GCA-ResUNet for Medical Image Segmentation
Published:Dec 30, 2025 05:13
•1 min read
•ArXiv
Analysis
This paper introduces GCA-ResUNet, a novel medical image segmentation framework. It addresses the limitations of existing U-Net and Transformer-based methods by incorporating a lightweight Grouped Coordinate Attention (GCA) module. The GCA module enhances global representation and spatial dependency capture while maintaining computational efficiency, making it suitable for resource-constrained clinical environments. The paper's significance lies in its potential to improve segmentation accuracy, especially for small structures with complex boundaries, while offering a practical solution for clinical deployment.
Key Takeaways
- •Proposes GCA-ResUNet, a new medical image segmentation framework.

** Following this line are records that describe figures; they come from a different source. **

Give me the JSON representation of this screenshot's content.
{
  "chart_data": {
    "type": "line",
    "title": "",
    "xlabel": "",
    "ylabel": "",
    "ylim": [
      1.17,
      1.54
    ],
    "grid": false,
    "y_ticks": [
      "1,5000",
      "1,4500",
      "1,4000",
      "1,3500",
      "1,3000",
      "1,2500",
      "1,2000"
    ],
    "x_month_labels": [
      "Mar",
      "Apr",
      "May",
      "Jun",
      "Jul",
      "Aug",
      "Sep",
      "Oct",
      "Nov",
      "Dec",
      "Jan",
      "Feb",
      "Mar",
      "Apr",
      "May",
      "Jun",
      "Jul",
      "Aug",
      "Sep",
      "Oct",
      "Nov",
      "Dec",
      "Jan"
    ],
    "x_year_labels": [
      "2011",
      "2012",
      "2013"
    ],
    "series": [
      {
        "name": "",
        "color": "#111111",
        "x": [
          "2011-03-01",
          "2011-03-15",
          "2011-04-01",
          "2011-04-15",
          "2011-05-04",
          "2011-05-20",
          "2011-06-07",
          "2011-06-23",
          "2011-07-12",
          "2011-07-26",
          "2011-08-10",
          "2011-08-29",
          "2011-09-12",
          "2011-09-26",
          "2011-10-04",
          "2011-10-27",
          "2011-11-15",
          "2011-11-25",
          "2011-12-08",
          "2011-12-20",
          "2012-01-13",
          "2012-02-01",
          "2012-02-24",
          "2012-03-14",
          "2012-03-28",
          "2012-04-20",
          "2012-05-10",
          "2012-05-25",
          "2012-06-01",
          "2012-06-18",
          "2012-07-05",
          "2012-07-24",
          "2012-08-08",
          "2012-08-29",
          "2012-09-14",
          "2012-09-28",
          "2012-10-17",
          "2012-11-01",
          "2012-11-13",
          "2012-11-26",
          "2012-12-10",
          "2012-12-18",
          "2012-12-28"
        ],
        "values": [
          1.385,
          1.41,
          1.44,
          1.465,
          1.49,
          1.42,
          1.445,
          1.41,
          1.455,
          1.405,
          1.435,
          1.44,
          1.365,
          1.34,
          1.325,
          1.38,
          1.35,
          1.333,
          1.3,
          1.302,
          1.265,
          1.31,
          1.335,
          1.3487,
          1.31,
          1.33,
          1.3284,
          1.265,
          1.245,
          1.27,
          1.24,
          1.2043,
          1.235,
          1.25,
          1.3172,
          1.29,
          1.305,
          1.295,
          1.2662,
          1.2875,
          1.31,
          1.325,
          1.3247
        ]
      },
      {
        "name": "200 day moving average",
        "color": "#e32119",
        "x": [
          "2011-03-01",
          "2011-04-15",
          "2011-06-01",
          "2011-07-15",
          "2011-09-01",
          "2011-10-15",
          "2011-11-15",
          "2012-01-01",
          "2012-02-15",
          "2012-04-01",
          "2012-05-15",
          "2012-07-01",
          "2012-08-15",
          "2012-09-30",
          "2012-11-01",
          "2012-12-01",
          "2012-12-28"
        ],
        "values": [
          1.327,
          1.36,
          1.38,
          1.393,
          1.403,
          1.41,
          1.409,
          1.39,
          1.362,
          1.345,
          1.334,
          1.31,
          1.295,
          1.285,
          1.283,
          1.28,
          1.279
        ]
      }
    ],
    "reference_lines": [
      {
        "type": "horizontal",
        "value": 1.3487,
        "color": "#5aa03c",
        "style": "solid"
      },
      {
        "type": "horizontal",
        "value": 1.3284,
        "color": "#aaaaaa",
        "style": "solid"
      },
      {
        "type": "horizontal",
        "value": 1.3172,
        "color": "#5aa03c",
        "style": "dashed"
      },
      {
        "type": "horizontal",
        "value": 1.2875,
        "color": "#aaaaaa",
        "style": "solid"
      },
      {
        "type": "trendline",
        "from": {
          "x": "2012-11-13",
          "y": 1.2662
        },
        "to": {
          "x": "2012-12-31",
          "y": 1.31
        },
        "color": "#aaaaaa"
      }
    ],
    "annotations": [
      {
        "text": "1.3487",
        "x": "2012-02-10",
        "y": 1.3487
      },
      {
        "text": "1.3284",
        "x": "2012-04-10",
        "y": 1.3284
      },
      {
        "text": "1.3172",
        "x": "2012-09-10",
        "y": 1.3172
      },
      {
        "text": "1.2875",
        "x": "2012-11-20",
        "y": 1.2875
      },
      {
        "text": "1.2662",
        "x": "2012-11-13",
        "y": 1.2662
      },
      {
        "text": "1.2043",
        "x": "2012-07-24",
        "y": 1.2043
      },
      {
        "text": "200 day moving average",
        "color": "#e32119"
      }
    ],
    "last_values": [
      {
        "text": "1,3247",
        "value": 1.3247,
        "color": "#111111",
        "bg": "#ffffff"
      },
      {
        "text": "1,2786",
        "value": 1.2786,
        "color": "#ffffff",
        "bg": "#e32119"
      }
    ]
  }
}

- •Employs a Grouped Coordinate Attention (GCA) module for improved performance.
- •Outperforms existing CNN and Transformer-based methods on benchmark datasets.
- •Offers a favorable trade-off between accuracy and computational efficiency.
- •Suitable for resource-constrained clinical environments.
Reference
“GCA-ResUNet achieves Dice scores of 86.11% and 92.64% on Synapse and ACDC benchmarks, respectively, outperforming a range of representative CNN and Transformer-based methods.”